Saturday October 23rd is Make a Difference Day. Although I think its great to take a day to purposefully reflect on ways we can make a POSITIVE difference in the world, I think a much better approach is to make it a lifestyle change. Making a difference should be a way of life, not just a one day affair. One day of good deeds is not enough to undo a year’s worth of injustice, ignorance, and apathy. We need to strive to make a difference 24/7, 365 (plus one extra day of superhero antics every leap year).

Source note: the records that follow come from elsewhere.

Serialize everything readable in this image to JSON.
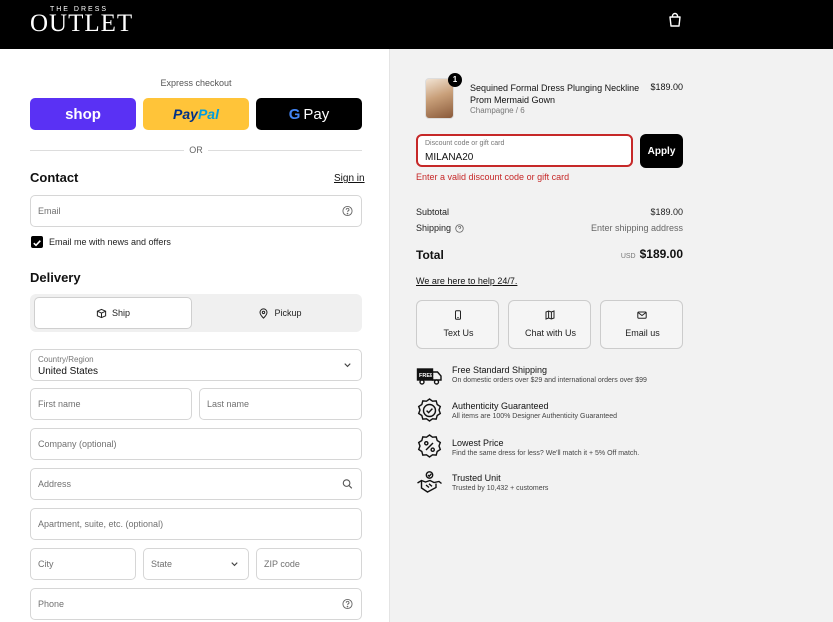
{
  "brand": {
    "small": "THE DRESS",
    "big": "OUTLET"
  },
  "express": {
    "title": "Express checkout",
    "shop_label": "shop",
    "paypal_a": "Pay",
    "paypal_b": "Pal",
    "gpay_g": "G",
    "gpay_label": "Pay",
    "or_label": "OR"
  },
  "contact": {
    "heading": "Contact",
    "sign_in": "Sign in",
    "email_placeholder": "Email",
    "news_label": "Email me with news and offers",
    "news_checked": true
  },
  "delivery": {
    "heading": "Delivery",
    "ship_label": "Ship",
    "pickup_label": "Pickup",
    "selected": "Ship",
    "country_label": "Country/Region",
    "country_value": "United States",
    "first_name": "First name",
    "last_name": "Last name",
    "company": "Company (optional)",
    "address": "Address",
    "apartment": "Apartment, suite, etc. (optional)",
    "city": "City",
    "state": "State",
    "zip": "ZIP code",
    "phone": "Phone"
  },
  "order": {
    "item": {
      "quantity": "1",
      "title": "Sequined Formal Dress Plunging Neckline Prom Mermaid Gown",
      "variant": "Champagne / 6",
      "price": "$189.00"
    },
    "discount_label": "Discount code or gift card",
    "discount_value": "MILANA20",
    "apply_label": "Apply",
    "discount_error": "Enter a valid discount code or gift card",
    "subtotal_label": "Subtotal",
    "subtotal_value": "$189.00",
    "shipping_label": "Shipping",
    "shipping_value": "Enter shipping address",
    "total_label": "Total",
    "currency": "USD",
    "total_value": "$189.00",
    "help_link": "We are here to help 24/7."
  },
  "support": [
    {
      "label": "Text Us",
      "icon": "phone-icon"
    },
    {
      "label": "Chat with Us",
      "icon": "chat-icon"
    },
    {
      "label": "Email us",
      "icon": "mail-icon"
    }
  ],
  "features": [
    {
      "title": "Free Standard Shipping",
      "subtitle": "On domestic orders over $29 and international orders over $99",
      "icon": "truck-icon"
    },
    {
      "title": "Authenticity Guaranteed",
      "subtitle": "All items are 100% Designer Authenticity Guaranteed",
      "icon": "badge-check-icon"
    },
    {
      "title": "Lowest Price",
      "subtitle": "Find the same dress for less? We'll match it + 5% Off match.",
      "icon": "percent-icon"
    },
    {
      "title": "Trusted Unit",
      "subtitle": "Trusted by 10,432 + customers",
      "icon": "handshake-icon"
    }
  ],
  "colors": {
    "error": "#c62828",
    "shop_purple": "#5a31f4",
    "paypal_yellow": "#ffc439"
  }
}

So yes, please stop on Saturday and think of ways to make a difference and then ACT on them, but don’t stop there. Think of ways to make it a part of your life. Small acts repeated over time have a snowball effect, eventually resulting in major and lasting change. So instead of only celebrating Make a Difference Day, why don’t you take the pledge to be a hero and make a difference for life!

Mean People Suck

We’ve all seen the bumper sticker that poignantly declares “mean people suck” and I doubt that anyone who has ever read that bumper sticker disagreed. Then why are there so many mean people in the world and why do they get away with it? The mean people phenomenon is not new nor is it isolated to reality television (which seems to lift mean, idiotic people up on a pedestal). No unfortunately mean people can be anywhere, from the checkout line at the local store to your kids school or public events. I see these people and wonder, first of all do they realize they are mean and second how come no one ever tells them so?

Enter me.

I can’t help it. I have to say something. Just because someone has gotten away with being a jackass for years doesn’t make it acceptable and just because I don’t know them doesn’t mean that I don’t have the right to say something. If your bad attitude is mucking up my day I have the right to stand up and say “stop being so rude” (or something to that affect).  So yes, when some snotty woman is laying in to a cashier who has no control over the return policy I say something and when someone is letting their kids push and shove and run into people I am going to say something and if someone insults another person’s intelligence I will point blank question theirs because someone needs to put an end to the unnecessary meanness. Someone has to say “mean people suck and right now sir/madam you are sucking something fierce.” Either that or I have to start carrying around a bumper sticker that I can shove in front of their face. Frankly, I find flat out saying you’ve crossed the line to be both more effective and gratifying.

So maybe this isn’t the most heroic thing I do, but sometimes heroes have to piss people off to make a change and I have no qualms pissing off someone who is being rude to another person who doesn’t deserve it. So I say, mean people do suck so instead of taking out your bad day or issues out on someone else practice the golden rule, otherwise the woman standing behind you in line might just call you out on it.